Рисунки на песке (Козаков) - страница 266

Хотя во всех кинотеатрах еще висели кумачовые транспаранты с ленинским изречением о том, что из всех искусств для нас важнейшим является кино, давно уже всем было понятно, что не кино и не театр, а именно телевидение обладает самой большой зрительской аудиторией и, стало быть, это и есть передний край нашего идеологического фронта. А потому и цензура на телевидении была несравненно более свирепой, чем в смежных искусствах. Предлагая какую-нибудь вещь для телеэкранизации, нужно было заранее все предусмотреть, оценить ее слабые и сильные стороны и возможные аргументы «за» и «против». Положа руку на сердце, должен признаться, что мне никогда не удавалось поставить себя на место телевизионных начальников и предугадать их возможную реакцию. Мне казалось, что я предлагаю невинную, вполне приемлемую пьесу и при всем желании у начальства не будет оснований для отказа, и всегда оказывался неправ. Их умение обнаружить негативный подтекст там, где его нет и в помине, трактовать вполне советское как злостно антисоветское, доброе как злое, а белое как черное было настолько изобретательно, что мне не раз приходилось пасовать под их орлиным государственным взглядом.

И так как в силу сложившихся обстоятельств мне пришлось рогами биться за каждую свою новую работу на всех этапах ее прохождения, от запуска до выпуска, и сталкиваться с каждым из названных персонажей, то вынужден был в мельчайших подробностях постичь характеры начальствующей четверки плюс характер директора объединения «Экран» (где делались телефильмы и принимались заказные картины) Бориса Михайловича Хессина. Мной были хорошо изучены также оттенки их внутренней субординации и положения на иерархической лестнице. Только благодаря этому мне иногда (лишь иногда!) удавалось что-то пробить и поставить, а потом увидеть это в программной сетке эфира.

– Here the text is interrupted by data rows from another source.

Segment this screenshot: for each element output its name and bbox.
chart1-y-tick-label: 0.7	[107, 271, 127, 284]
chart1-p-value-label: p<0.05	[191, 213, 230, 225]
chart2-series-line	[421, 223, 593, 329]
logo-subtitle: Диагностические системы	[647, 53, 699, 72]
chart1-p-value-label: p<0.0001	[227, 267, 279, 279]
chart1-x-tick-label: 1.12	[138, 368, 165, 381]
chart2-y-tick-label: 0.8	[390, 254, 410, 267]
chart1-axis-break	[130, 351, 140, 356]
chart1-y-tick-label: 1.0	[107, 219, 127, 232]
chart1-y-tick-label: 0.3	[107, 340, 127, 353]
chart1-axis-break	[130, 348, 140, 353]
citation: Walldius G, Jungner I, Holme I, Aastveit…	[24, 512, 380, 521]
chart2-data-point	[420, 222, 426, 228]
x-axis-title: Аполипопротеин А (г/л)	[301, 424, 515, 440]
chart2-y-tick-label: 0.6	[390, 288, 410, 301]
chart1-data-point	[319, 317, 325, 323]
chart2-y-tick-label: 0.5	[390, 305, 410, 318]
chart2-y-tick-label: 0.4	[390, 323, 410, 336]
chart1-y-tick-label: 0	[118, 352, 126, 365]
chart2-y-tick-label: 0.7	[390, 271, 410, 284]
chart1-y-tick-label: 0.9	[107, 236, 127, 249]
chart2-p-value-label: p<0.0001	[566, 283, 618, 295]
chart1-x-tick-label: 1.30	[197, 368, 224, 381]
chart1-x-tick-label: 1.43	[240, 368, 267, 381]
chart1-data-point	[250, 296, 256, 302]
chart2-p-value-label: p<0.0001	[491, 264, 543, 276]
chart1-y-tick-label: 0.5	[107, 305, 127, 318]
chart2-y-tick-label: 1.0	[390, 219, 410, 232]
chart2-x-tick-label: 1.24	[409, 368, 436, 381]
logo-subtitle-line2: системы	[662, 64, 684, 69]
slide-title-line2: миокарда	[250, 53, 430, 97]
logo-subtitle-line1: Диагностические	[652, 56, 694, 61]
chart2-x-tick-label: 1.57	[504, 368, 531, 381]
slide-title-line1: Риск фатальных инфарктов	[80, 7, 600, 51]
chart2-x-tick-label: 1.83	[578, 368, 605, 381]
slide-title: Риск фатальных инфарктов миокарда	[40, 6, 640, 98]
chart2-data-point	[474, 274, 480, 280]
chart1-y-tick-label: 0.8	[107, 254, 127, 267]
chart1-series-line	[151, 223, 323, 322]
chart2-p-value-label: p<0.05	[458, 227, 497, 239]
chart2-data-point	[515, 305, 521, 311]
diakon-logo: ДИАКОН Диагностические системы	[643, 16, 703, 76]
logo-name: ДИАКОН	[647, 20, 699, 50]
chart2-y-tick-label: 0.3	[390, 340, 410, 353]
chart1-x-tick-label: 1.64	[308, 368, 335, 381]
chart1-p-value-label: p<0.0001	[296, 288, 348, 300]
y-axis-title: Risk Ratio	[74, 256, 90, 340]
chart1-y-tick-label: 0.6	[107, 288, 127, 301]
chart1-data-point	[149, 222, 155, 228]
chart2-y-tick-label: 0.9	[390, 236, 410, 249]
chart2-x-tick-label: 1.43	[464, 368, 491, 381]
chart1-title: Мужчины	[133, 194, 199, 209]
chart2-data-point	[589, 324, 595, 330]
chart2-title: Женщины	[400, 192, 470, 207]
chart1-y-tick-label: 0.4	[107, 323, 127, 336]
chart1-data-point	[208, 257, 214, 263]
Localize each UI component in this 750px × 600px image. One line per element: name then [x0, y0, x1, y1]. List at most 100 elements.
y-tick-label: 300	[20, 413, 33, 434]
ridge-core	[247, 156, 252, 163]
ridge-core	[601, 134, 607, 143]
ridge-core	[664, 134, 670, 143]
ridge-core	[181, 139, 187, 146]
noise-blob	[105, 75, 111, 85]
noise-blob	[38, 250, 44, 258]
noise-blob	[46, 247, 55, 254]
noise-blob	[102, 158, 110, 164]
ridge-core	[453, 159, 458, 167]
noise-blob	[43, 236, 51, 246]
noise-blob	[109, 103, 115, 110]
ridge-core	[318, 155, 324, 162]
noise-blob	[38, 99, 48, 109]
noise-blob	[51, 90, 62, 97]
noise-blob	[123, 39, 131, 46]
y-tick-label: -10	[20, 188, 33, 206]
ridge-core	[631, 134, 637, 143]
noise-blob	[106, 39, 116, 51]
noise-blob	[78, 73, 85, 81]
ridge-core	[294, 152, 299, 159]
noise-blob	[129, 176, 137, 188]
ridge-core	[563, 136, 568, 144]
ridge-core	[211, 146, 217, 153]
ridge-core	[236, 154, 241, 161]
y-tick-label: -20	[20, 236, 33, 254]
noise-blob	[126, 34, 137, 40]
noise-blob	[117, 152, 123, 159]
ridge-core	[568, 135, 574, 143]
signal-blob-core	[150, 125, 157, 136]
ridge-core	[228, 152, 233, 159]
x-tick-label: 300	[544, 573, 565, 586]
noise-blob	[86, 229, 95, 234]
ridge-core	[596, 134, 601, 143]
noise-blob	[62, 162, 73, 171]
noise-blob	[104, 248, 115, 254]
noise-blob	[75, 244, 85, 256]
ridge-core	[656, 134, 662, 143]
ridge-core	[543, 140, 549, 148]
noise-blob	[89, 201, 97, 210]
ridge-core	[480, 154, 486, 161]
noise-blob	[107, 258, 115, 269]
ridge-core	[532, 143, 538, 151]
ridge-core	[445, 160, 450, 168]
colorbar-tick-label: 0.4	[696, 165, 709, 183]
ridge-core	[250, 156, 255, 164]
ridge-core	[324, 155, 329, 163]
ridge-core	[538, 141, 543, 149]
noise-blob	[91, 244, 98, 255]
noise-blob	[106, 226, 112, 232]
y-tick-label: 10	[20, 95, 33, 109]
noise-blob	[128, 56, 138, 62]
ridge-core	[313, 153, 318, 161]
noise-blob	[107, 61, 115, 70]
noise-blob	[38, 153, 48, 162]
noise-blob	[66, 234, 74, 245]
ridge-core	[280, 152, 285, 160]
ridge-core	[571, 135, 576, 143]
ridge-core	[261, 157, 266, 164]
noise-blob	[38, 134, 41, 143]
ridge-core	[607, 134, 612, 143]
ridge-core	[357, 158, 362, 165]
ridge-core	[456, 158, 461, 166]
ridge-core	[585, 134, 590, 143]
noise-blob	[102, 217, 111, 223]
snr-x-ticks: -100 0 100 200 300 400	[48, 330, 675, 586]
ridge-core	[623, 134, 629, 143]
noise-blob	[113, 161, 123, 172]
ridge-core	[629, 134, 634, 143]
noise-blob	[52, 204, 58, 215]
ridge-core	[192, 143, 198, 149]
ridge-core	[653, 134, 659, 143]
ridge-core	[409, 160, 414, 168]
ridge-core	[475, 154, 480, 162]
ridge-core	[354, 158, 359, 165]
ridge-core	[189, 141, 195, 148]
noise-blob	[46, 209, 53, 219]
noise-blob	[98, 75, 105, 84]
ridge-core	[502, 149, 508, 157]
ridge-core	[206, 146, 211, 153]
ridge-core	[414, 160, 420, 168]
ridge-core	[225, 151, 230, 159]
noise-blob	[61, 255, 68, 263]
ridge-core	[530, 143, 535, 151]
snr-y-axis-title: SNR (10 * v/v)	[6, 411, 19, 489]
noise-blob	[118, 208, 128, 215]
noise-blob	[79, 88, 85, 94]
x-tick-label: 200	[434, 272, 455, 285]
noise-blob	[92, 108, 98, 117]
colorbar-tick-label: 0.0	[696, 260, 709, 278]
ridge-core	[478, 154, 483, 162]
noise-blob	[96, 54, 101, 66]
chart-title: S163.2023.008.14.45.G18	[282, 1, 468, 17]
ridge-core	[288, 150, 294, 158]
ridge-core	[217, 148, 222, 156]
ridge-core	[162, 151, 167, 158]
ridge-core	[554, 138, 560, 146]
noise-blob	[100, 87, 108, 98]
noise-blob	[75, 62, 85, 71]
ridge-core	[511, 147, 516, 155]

Первый, с кем мне пришлось столкнуться, был Мамедов – человек почти двухметрового роста, настоящий восточный красавец, к тому же генерал-полковник КГБ. Говорили, что в ранней молодости он отрекся от своего репрессированного отца, партийного функционера, и этим снискал благосклонность в высших эшелонах власти. Он сделал дипломатическую карьеру еще очень молодым человеком, был переводчиком на Нюрнбергском процессе, работал в ООН. Когда я узнал, что невинная даже по тем временам комедия «Безымянная звезда» выкинута из плана, я, с подачи «сталинского сына» Кузакова, отправился на прием к всесильному первому заму.

Он принял меня, достаточно известного уже 36-летнего артиста и режиссера (у меня за плечами было несколько работ, в которых участвовали Р.Я. Плятт, О.Н. Ефремов и другие известнейшие актеры), в своем кабинете. Держался он демократично и доброжелательно, поначалу ничем не выдавая в себе генерал-полковника. Сидел в своем, кажется, крутящемся кресле, положив на американский манер свои длинные ноги на стол. Предложил мне сесть и даже угостил кофе. Мог бы предложить и коньяк, но воздержался.